Real-Time Trend Prediction via Continually-Aligned LLM Query Generation
Zijing Hui, Wenhan Lyu, Shusen Wang, Li Chen, Chu Wang
TL;DR
RTTP tackles the cold-start problem in real-time trend detection by generating synthetic search queries directly from new posts using a continually updated LLM (CL-LLM). It introduces Mix-Policy DPO to balance on-policy stability with off-policy novelty, mitigating catastrophic forgetting during continual updates. In production on Facebook and Meta AI platforms, RTTP achieves substantial gains in tail-trend precision (~+91.4% at ranking 500) and query-generation accuracy (~+19%), while maintaining stability over multi-week online training. The work demonstrates that aligned, continually updated synthetic signals can enable timely trend understanding in low-traffic search environments.
Abstract
Trending news detection in low-traffic search environments faces a fundamental cold-start problem, where a lack of query volume prevents systems from identifying emerging or long-tail trends. Existing methods relying on keyword frequency or query spikes are inherently slow and ineffective in these sparse settings, lagging behind real-world shifts in attention. We introduce RTTP, a novel Real-Time Trending Prediction framework that generates search queries directly from news content instead of waiting for users to issue them. RTTP leverages a continual learning LLM (CL-LLM) that converts posts into search-style queries and scores them using engagement strength + creator authority, enabling early trend surfacing before search volume forms. To ensure adaptation without degrading reasoning, we propose Mix-Policy DPO, a new preference-based continual learning approach that combines on-policy stability with off-policy novelty to mitigate catastrophic forgetting during model upgrades.
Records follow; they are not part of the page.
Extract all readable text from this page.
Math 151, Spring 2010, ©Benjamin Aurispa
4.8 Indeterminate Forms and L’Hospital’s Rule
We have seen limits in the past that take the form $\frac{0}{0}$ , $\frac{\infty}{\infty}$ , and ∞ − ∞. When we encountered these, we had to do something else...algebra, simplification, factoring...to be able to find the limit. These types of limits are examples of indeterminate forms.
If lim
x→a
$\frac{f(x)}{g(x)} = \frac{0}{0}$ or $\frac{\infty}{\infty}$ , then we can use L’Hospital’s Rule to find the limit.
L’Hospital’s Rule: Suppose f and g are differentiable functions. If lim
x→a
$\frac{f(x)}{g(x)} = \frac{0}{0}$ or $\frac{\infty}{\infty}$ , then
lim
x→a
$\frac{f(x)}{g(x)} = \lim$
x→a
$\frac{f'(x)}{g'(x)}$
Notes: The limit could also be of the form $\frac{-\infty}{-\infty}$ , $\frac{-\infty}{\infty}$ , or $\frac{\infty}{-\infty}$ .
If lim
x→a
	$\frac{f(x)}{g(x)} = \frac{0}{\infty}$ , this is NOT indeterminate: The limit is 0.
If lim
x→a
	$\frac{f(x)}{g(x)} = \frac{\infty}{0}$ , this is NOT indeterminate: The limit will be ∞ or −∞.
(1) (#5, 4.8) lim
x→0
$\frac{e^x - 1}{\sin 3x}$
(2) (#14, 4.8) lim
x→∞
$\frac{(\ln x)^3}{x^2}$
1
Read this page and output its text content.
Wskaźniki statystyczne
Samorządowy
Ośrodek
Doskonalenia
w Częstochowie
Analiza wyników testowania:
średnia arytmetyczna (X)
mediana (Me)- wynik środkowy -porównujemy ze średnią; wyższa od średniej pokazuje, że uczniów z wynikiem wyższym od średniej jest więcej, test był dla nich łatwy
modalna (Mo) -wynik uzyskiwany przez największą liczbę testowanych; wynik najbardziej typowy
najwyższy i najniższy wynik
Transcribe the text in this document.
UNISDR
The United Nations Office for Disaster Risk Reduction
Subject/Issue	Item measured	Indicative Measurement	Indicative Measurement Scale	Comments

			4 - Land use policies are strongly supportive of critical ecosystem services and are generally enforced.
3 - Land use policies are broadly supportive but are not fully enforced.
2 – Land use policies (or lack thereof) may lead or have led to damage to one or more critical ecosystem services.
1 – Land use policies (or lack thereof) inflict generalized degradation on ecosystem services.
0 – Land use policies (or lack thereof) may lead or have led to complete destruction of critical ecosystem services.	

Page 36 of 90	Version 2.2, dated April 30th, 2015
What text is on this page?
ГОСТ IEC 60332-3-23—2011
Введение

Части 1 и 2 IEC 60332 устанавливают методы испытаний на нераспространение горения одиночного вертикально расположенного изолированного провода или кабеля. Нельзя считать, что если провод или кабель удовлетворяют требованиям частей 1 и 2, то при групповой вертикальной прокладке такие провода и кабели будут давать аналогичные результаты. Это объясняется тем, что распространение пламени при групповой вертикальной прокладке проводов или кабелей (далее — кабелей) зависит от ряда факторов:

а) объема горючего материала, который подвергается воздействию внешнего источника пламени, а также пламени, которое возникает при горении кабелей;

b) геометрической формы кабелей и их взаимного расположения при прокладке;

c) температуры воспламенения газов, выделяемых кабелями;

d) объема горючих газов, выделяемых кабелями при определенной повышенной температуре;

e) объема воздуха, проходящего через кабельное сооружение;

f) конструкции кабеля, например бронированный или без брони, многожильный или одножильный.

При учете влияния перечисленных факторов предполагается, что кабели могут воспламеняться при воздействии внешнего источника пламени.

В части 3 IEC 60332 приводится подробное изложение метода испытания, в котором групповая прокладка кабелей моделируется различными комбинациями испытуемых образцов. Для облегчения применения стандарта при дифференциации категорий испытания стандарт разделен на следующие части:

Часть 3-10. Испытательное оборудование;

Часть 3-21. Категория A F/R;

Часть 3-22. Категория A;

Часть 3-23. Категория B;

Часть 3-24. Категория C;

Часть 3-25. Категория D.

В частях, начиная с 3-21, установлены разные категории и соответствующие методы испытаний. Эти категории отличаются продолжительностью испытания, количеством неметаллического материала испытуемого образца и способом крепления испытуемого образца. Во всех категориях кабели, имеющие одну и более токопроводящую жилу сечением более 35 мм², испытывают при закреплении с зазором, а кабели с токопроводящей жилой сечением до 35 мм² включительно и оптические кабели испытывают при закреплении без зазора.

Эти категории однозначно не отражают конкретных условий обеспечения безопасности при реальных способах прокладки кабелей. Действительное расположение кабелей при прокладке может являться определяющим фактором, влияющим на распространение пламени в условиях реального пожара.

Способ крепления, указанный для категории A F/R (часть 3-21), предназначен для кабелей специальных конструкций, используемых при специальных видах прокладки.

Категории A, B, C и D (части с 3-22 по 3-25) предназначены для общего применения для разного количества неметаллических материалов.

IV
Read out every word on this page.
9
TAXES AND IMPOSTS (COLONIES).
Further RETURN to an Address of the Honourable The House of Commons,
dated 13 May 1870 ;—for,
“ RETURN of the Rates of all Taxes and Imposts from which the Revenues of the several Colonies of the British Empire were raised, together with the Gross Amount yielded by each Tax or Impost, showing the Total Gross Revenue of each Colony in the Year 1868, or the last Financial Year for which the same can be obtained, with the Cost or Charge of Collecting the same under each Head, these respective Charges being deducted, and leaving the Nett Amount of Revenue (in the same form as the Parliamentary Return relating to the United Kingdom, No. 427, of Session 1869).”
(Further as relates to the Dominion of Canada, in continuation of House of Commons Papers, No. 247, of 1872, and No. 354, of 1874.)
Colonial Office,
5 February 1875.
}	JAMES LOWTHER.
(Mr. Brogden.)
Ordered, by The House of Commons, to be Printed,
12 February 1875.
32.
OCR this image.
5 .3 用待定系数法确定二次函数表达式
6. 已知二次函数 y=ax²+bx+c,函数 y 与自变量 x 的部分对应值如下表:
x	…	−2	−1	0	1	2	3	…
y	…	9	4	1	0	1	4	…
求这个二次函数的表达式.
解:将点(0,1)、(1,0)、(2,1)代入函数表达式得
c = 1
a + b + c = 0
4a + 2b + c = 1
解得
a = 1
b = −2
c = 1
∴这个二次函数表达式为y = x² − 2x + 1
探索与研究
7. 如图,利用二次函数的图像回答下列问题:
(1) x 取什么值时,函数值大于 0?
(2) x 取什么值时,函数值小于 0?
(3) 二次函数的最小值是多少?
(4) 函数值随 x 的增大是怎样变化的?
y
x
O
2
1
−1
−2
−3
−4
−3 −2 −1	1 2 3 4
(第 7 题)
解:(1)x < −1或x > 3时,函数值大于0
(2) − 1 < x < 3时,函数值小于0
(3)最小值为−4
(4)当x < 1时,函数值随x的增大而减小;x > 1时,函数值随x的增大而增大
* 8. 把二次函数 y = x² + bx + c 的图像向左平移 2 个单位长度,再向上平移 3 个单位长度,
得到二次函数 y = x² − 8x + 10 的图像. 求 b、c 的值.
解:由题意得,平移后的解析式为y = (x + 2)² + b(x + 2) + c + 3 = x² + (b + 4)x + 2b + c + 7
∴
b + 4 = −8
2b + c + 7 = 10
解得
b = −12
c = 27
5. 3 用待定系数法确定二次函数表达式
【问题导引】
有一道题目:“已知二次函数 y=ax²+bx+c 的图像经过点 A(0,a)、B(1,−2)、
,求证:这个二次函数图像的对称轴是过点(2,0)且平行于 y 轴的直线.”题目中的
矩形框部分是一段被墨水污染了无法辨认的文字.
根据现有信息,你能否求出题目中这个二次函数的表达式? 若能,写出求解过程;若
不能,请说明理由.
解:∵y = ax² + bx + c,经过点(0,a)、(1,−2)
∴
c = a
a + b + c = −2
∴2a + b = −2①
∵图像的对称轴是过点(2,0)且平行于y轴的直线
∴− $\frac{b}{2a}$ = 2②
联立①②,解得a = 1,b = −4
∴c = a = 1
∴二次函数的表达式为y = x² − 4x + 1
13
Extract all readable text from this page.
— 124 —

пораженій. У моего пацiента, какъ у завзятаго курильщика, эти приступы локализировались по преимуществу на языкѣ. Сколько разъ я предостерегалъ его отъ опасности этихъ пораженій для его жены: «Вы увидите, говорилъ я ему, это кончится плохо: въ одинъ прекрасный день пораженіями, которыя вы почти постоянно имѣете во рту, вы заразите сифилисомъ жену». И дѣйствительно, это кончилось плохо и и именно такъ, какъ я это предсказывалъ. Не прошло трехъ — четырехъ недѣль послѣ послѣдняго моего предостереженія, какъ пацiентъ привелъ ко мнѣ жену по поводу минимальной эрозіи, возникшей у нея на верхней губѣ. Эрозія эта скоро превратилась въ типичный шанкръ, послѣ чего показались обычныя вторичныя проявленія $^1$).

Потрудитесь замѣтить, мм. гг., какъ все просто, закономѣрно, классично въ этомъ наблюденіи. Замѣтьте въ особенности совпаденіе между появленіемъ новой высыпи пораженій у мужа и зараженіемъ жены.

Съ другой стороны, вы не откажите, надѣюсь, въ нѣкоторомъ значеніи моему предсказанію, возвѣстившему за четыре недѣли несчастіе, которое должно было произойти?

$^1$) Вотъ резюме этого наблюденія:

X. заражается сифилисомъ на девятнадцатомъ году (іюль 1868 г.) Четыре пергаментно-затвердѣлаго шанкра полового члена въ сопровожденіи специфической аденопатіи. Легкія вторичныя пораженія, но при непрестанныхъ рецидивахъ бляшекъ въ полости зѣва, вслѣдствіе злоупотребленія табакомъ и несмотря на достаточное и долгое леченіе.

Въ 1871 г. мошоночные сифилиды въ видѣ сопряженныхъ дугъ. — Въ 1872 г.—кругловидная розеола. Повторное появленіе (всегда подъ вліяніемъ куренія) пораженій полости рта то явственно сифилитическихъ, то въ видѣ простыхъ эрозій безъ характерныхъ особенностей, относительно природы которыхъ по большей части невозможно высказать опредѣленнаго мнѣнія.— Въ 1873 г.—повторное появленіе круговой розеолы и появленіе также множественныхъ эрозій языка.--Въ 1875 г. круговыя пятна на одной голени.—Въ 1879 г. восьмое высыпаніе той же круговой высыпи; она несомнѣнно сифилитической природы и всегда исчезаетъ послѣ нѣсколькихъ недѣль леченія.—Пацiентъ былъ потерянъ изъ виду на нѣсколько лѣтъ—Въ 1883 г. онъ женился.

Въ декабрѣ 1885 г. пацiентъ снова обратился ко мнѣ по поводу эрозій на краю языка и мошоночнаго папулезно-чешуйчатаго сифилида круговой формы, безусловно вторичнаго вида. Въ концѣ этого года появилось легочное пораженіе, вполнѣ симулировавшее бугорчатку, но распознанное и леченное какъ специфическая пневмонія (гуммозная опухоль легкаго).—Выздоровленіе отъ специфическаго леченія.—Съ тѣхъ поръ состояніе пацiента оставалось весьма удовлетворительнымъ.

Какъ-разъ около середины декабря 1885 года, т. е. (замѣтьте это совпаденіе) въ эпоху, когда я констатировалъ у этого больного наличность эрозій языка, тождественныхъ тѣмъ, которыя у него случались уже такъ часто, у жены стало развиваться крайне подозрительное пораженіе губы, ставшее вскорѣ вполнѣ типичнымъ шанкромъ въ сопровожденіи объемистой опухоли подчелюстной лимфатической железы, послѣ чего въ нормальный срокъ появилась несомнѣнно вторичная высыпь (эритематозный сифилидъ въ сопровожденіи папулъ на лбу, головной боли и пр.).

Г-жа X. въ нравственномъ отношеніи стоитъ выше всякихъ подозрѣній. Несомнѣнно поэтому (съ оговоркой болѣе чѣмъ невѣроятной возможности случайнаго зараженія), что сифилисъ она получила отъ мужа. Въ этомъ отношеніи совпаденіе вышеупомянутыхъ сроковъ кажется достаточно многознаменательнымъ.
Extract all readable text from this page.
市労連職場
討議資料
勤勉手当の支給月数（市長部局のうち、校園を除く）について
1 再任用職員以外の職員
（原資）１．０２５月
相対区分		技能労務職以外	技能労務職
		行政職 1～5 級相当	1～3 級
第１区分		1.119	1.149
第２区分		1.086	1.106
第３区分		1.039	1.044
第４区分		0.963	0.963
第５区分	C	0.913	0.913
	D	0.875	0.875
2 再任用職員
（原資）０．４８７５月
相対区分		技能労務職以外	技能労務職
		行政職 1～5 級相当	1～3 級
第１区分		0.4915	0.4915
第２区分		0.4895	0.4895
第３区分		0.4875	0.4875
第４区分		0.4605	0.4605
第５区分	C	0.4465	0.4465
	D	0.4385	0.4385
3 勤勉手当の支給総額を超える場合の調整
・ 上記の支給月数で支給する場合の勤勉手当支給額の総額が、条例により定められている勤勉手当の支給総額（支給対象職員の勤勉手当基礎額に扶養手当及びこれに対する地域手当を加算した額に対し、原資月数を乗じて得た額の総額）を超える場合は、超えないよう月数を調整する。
Deployed at production scale on Facebook and Meta AI products, RTTP delivers +91.4% improvement in tail-trend detection precision@500 and +19% query generation accuracy over industry baselines, while sustaining stable performance after multi-week online training. This work demonstrates that LLM-generated synthetic search signals, when aligned and continually updated, unlock timely trend understanding in low-traffic search environments.